Die Sonderführungen zum Sonnenaufgang sind immer am letzten Freitag im Monat. Außerdem gibt es noch Vollmond im Adlerhorst. Noch ist stockdunkle Nacht, nur eine kleine Gruppe Besucher trifft sich eine Stunde vor Sonnenaufgang mit Laura Steinbusch am Naturerbe Zentrum bei Prora. Die Spitze des großen Aussichtsturms wirkt wie ein riesiger Adlerhorst über dem Wald. Doch das sieht man nur bei Tag.
Den Vögeln näher
Ja, im Sommer geht auf Rügen die Sonne schon bannig früh auf. Im Winter dagegen sind die Tage deutlich kürzer als schon in Berlin und erst recht im Vergleich zu Süddeutschland. Im Schein der Taschenlampen suchen wir den Aufstieg. Die erste Spirale bringt uns hoch zu dem schmalen Steg, auf dem wir dann mehr als einen Kilometer durch den Wald laufen, oben zwischen den Baumkronen. Schnell kommt die Dämmerung, die ersten Vögel wachen auf.
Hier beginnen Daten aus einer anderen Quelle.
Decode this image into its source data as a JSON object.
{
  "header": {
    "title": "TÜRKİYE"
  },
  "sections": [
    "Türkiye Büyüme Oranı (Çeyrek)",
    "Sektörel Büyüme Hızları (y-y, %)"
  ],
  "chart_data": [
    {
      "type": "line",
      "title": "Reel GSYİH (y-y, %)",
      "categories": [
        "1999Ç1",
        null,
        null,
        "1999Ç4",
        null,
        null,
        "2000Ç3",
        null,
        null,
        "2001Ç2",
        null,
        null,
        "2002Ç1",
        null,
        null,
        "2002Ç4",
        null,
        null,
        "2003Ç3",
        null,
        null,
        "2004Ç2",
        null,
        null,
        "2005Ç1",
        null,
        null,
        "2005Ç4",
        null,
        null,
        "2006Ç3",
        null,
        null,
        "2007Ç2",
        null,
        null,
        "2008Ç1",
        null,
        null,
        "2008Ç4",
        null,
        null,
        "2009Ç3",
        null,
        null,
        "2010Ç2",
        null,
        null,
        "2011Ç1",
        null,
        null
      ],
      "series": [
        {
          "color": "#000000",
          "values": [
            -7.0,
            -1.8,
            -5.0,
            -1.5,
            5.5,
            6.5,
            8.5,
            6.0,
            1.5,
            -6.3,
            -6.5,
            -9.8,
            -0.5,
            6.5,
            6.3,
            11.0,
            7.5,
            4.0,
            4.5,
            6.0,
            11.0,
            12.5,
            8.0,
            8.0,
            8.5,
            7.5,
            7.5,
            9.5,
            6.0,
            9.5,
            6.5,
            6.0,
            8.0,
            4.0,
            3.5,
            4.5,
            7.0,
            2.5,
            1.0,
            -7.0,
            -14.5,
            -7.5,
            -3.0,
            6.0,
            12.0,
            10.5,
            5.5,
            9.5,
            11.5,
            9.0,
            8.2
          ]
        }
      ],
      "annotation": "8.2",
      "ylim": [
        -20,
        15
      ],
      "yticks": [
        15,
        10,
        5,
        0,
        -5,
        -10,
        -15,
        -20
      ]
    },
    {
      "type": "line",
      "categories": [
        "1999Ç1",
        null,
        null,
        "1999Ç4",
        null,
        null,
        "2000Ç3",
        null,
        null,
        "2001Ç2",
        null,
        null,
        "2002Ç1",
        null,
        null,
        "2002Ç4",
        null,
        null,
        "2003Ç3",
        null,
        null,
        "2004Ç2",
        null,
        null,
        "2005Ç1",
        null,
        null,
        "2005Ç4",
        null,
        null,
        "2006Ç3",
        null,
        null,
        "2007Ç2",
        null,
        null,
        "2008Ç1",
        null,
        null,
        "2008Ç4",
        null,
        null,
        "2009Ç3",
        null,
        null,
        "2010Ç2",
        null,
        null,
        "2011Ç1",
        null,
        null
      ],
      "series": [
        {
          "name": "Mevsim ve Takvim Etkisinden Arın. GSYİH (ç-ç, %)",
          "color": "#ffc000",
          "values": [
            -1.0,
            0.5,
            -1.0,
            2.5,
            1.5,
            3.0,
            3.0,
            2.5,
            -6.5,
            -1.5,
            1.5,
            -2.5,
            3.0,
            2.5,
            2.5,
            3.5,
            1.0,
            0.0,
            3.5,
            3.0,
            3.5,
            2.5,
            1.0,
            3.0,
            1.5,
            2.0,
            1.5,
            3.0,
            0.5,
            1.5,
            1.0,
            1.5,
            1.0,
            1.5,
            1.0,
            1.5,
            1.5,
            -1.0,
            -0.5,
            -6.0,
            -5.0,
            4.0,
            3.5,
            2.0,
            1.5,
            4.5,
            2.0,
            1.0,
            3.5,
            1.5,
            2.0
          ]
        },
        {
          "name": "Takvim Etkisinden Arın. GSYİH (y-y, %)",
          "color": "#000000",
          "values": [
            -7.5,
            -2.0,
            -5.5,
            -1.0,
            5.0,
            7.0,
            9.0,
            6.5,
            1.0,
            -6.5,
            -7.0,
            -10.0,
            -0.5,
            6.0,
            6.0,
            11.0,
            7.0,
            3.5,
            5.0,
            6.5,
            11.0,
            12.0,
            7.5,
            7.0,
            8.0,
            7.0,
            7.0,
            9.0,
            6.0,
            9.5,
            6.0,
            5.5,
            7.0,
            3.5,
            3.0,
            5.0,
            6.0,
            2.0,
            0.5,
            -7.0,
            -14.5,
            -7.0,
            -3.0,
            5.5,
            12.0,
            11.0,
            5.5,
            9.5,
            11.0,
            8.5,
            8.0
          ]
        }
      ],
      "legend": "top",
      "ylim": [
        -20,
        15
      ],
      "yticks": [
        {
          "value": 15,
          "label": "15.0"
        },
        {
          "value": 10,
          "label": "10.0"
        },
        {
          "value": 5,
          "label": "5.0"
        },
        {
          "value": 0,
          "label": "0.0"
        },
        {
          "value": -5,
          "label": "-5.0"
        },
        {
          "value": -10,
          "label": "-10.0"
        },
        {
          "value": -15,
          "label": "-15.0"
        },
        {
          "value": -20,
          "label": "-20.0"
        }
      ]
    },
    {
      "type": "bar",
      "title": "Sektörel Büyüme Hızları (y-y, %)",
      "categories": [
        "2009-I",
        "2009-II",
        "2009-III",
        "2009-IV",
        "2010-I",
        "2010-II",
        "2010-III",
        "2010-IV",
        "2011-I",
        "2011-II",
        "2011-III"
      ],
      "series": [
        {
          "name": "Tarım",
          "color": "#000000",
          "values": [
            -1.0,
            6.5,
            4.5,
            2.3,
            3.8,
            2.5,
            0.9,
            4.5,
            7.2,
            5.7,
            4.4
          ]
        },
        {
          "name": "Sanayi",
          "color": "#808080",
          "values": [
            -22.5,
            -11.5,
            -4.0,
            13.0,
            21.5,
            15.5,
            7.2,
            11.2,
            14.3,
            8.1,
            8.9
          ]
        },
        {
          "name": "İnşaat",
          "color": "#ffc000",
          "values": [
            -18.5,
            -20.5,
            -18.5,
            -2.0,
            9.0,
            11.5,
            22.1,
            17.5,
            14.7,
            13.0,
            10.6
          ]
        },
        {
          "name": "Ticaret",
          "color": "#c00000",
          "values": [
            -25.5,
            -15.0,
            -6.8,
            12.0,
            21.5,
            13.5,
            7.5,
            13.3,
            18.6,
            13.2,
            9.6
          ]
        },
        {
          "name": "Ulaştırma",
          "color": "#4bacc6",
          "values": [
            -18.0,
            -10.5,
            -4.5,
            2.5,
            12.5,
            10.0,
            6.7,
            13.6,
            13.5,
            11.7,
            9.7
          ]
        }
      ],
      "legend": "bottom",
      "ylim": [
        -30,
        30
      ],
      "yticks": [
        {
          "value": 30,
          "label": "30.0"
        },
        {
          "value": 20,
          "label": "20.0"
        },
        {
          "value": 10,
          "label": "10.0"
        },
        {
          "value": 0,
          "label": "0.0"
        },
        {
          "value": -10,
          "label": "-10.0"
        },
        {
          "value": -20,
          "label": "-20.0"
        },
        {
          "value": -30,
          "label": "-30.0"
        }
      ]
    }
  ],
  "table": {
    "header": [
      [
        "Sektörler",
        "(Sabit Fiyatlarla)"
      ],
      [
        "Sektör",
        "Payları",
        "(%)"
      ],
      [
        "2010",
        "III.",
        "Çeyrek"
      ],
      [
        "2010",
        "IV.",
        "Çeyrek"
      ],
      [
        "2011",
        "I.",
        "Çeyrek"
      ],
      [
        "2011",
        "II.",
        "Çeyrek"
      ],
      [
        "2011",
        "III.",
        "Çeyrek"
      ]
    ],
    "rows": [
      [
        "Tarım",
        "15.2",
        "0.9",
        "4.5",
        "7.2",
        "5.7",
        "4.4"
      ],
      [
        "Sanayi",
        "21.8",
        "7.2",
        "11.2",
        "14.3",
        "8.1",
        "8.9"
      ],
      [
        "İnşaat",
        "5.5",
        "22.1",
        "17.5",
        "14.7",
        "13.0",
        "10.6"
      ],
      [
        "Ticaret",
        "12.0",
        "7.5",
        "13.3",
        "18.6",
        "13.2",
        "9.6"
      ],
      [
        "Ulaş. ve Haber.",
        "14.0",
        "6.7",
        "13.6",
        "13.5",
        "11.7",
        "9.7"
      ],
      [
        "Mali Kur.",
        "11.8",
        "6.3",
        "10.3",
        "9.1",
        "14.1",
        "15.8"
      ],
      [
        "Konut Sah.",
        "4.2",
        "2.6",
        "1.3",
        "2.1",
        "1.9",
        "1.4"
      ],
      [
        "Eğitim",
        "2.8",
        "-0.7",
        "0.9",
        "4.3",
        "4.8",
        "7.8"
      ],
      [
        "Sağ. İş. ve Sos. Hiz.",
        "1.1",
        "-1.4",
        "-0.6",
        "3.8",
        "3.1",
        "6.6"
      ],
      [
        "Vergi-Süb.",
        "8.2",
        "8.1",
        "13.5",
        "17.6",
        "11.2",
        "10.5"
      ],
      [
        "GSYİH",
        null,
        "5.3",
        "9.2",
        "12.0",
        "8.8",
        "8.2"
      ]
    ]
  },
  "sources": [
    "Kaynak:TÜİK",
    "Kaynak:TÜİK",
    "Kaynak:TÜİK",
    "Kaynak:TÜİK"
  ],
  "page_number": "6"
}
Zwischen den Baumkronen sind wir den Vögeln viel näher. Und im Frühjahr kann man ihnen sogar in die Nester gucken. Wie bei der Ringeltaube auf dem Baum, den der Hauptturm umschließt. In langer Spirale dreht sich der Aufstieg außen um diesen Baum nach oben. Ein kleiner Vogel, der wohl über die frühen Besucher staunt, fliegt mir fast an den Kopf.
Umweltbildung und Kunst
Der Buchenwald um uns gehört zum nationalen Naturerbe, genauso wie die Schmale Heide, die Landzunge, die den kleinen Jasmunder Bodden von der Ostsee trennt. Anstatt das Land teuer zu verkaufen, hat es die Deutsche Bundesstiftung Umwelt bekommen, die mit Naturerbe Zentrum am Boden und Baumkronenweg in luftiger Höhe Umweltbildung betreibt. Nicht zu verwechseln mit dem Nationalpark Jasmund und den berühmten Kreidefelsen bei Saßnitz.
Außerdem geben wechselnde Ausstellungen Künstlern der Region ein Podium. Hier begegnen uns auf Papier und Leinwand die Landschaften und Stimmungen, die uns draußen so begeistern.
Rügen - aus mehreren Inseln entstanden
Kaum tauchen wir auf über den Baumkronen, fasst der Wind zu, von dem unten nichts zu spüren war. Ganz oben angekommen, 82 Meter über dem Meeresspiegel, ist der Himmel im Osten über der Ostsee recht hell geworden. Die Lichter des Fährhafens Mukran blinken. Von der Straße kommen Autogeräusche wie aus einer anderen Welt. Unter uns steigt Nebel auf aus den Senken, dunkler Wald spiegelt sich im Wasser des Kleinen Jasmunder Boddens.
Die Insel Rügen als solche ist noch gar nicht so alt. Einst waren es mehrere Inseln, von denen Wind und Wellen Sand abgetragen haben, weitergeschleppt und woanders abgelagert. So entstanden lange schmale Landbrücken, die nun die früheren Inseln mit miteinander verbinden.
Naturschauspiel der aufgehenden Sonne
Eben lagen Wald und Wasser mystisch im Dunst. Nun überzieht sie die aufgehende Sonne mit einem rosa-lila Schimmer. Schnell steigt die Sonne aus dem Wasser und schnell wird es wärmer. Von oben können wir nun halb Rügen überblicken, sehen den Turm des Jagdschlosses Granitz. Wo damals die Panzer den Sand pflügten. Das Nazi-Bau-Ungetüm von Prora allerdings versteckt sich im Küstenwald.
Wir gucken auf die Schmale Heide, die Landzunge zwischen dem Ostseebad Binz und dem Fährhafen Mukran. Hinter Mukran dann liegt Sassnitz mit den Kreidefelsen. Das alles sieht auch der Tagesbesucher oben vom Adlerhorst bei Prora. Doch das Naturschauspiel, wie die aufgehende Sonne die Nacht vertreibt, das haben die Frühaufsteher für sich alleine. Jeweils am letzten Freitag im Monat.